A Judge Ordered Microsoft to Split. Here’s Why It’s Still a Single Company
The monopoly ruling never led to the creation of "Baby Bill" companies
It was Friday, Nov. 5, 1999 when then-Microsoft CEO Bill Gates got the bad news. Judge Thomas Penfield Jackson had declared that his company was a monopoly. And not just any monopoly, but the very worst kind: one that uses its power to squash would-be rivals before they’re even out of the gate. At the time, Microsoft packaged its Internet Explorer web browser with its Windows operating systems, which gave Microsoft an incredible advantage over rivals like Netscape in an era when dial-up Internet meant that downloading and installing alternative web browsers was a slog at best.

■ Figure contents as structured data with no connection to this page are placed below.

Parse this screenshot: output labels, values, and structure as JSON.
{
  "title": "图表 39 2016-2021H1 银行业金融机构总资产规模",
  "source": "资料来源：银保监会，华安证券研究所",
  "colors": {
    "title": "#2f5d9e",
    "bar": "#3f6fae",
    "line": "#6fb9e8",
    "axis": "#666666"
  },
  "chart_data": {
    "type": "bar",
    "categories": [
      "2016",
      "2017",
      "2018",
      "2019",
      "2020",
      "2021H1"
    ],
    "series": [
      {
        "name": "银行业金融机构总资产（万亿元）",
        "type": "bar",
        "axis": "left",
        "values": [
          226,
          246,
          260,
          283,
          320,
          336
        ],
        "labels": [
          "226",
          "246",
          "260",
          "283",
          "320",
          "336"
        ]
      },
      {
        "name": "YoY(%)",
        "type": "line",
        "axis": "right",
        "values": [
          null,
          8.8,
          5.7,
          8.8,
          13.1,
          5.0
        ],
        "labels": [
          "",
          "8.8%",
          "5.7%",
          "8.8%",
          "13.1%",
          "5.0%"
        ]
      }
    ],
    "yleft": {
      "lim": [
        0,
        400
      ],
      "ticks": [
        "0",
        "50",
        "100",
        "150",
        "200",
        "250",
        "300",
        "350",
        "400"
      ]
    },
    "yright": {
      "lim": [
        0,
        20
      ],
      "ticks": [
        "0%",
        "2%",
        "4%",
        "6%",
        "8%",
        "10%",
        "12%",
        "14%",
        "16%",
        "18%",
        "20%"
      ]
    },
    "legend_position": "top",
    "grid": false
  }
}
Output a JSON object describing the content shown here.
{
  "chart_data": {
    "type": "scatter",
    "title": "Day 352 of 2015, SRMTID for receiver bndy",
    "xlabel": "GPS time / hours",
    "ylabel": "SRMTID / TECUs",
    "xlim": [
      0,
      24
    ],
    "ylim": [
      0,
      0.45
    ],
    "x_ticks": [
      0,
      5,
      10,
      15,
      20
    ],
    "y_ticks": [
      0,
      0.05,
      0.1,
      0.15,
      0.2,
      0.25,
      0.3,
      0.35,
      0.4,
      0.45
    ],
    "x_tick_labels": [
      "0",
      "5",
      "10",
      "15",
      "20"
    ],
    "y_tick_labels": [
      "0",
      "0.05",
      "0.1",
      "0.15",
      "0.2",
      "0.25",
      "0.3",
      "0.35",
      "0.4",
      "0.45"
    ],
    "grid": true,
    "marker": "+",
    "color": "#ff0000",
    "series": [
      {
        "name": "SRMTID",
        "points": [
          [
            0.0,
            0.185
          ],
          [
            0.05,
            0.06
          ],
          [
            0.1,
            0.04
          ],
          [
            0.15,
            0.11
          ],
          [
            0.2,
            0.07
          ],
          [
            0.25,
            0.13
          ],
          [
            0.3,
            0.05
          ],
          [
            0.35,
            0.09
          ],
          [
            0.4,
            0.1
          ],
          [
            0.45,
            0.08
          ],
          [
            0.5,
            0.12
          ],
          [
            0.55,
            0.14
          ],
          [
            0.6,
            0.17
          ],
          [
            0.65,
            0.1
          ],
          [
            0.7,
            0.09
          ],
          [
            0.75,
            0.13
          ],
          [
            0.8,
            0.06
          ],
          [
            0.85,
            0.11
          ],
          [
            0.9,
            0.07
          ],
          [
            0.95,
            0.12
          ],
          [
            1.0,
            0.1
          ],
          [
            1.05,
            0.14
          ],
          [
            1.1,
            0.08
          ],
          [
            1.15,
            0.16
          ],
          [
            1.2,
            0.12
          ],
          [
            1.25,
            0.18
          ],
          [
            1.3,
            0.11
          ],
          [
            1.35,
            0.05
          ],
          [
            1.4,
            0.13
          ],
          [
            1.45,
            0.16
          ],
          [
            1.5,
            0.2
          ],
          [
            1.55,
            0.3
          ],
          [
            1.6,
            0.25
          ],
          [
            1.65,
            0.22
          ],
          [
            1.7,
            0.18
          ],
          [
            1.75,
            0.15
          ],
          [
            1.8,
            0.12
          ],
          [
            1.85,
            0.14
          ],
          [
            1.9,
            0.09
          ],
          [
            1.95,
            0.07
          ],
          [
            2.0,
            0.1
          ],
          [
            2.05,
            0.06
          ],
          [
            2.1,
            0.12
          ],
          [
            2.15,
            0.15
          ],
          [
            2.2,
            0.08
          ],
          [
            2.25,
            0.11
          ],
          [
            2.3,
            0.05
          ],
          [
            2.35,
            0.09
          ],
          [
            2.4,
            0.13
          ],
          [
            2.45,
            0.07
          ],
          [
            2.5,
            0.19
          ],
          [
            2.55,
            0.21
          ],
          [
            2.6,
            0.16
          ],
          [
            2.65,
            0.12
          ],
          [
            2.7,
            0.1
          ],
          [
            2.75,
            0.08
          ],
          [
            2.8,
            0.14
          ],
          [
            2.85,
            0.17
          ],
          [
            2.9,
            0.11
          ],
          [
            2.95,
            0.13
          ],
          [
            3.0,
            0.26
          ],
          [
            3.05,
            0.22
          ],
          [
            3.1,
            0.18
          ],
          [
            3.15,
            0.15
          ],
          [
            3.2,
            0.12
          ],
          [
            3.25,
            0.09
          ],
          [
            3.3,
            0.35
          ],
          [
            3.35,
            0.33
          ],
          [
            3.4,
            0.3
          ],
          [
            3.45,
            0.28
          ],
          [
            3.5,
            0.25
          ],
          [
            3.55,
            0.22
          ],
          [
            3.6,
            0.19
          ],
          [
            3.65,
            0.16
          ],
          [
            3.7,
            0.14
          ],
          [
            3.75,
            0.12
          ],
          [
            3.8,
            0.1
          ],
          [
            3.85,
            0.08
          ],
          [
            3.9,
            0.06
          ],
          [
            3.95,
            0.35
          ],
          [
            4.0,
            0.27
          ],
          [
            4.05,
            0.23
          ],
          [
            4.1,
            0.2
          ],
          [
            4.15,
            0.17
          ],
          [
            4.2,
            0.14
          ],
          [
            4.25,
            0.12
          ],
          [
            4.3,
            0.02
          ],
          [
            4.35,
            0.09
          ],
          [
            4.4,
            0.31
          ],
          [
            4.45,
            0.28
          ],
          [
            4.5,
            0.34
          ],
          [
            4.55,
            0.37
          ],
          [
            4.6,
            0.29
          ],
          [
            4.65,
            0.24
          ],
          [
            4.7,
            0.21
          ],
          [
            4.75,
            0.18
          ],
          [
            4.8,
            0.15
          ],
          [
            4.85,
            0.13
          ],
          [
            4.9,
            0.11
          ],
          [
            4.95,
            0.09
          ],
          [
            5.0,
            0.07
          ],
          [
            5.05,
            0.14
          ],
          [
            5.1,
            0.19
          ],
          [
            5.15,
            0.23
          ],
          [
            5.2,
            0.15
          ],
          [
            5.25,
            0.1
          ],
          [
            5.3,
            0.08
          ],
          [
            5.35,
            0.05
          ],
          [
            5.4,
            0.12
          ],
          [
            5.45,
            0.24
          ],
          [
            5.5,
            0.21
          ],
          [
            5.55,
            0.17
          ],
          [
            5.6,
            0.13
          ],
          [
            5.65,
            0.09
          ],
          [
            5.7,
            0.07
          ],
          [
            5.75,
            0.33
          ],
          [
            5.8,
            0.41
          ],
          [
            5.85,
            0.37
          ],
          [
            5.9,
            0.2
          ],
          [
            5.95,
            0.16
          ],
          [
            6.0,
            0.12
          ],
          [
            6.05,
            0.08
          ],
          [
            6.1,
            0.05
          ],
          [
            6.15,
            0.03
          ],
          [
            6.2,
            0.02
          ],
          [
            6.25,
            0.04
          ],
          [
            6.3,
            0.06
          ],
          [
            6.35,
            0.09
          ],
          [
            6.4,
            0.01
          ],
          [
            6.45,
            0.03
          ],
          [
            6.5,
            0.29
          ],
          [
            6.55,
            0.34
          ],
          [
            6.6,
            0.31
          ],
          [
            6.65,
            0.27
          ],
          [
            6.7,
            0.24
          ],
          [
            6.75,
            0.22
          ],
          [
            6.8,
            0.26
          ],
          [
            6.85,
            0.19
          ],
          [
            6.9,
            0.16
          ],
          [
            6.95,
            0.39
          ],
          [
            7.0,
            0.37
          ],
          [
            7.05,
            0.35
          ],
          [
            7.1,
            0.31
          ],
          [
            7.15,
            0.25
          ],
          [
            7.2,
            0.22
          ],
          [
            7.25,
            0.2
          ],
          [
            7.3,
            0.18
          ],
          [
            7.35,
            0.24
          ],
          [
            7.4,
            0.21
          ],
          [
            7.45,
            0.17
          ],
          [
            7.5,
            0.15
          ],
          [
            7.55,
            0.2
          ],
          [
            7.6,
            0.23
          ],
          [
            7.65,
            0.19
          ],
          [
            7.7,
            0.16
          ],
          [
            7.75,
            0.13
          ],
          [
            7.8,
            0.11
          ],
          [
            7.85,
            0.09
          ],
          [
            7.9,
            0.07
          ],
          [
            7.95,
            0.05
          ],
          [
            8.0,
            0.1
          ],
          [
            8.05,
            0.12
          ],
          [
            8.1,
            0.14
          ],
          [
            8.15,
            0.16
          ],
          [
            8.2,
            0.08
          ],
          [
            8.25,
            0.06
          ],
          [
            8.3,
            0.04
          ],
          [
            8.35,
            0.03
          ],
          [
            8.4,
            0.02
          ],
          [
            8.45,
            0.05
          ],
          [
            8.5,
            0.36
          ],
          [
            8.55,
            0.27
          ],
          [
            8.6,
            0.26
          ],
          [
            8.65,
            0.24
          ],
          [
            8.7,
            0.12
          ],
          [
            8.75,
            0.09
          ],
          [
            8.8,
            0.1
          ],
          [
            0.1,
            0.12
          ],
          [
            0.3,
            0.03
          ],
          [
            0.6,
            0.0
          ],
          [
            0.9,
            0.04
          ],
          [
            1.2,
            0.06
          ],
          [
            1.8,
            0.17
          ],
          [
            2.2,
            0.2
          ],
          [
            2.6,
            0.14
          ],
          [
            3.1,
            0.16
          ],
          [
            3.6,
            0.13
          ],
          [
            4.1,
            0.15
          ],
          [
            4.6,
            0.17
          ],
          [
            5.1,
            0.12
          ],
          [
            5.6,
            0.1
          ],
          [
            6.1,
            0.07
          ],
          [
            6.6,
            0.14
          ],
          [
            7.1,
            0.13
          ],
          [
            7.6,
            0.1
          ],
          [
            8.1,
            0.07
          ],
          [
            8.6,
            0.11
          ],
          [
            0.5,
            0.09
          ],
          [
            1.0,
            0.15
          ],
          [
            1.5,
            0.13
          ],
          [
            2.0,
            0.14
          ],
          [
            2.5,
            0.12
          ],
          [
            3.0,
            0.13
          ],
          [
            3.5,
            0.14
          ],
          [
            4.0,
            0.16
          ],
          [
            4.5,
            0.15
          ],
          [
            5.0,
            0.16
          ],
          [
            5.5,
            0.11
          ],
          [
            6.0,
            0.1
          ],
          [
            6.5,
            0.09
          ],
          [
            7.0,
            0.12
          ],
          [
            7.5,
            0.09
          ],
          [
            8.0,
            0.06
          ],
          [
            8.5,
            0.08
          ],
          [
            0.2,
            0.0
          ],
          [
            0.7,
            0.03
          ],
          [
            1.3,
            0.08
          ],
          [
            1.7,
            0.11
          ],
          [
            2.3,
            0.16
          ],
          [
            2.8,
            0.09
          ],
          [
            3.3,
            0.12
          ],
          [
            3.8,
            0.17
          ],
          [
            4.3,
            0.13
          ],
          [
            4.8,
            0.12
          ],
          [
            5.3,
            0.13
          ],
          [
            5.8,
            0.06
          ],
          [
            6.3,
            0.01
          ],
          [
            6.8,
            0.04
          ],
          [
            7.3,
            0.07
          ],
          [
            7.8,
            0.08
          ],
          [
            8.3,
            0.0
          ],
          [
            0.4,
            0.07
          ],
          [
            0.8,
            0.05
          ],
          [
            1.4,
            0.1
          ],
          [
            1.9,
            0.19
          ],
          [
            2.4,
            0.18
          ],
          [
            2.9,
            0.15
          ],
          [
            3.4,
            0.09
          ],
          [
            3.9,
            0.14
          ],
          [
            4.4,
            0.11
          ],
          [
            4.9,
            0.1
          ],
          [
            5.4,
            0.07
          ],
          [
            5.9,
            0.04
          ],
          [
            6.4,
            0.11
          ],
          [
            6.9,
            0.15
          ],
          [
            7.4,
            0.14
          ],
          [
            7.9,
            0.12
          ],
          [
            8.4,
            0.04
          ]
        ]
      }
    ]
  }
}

“It’s actually hard to imagine how, for Microsoft, it could have come out any worse,” TIME wrote in a Nov. 15, 1999 cover story on Jackson’s decision. But Jackson wasn’t done yet — the declaration that Microsoft was a monopolist was only the first half of his decision. Jackson’s conclusions and remedy wouldn’t come until April and June of the next year, respectively, after Gates had already stepped down as CEO and transitioned into the newly created role of “chief software architect.”
“Assuming he says yea [to the question of whether Microsoft’s monopoly was used to violate antitrust laws]–a near certainty considering Friday’s findings–he can impose a remedy as far-reaching as the total dismemberment of the Gates empire,” TIME wrote in 1999. “The gamut of possible outcomes runs from a mild go-forth-and-sin-no-more to the truly Draconian stuff: forcing Microsoft to share its Windows source code with its competitors or carving up the company into the so-called Baby Bills.” (“Baby Bills” was a clever riff on the “Baby Bells” born of the 1982 breakup of the Bell telephone system.)
In 2000, Judge Jackson took the harsher path, decreeing that Microsoft should be split into two halves, one dedicated to Windows and the other to everything else Microsoft.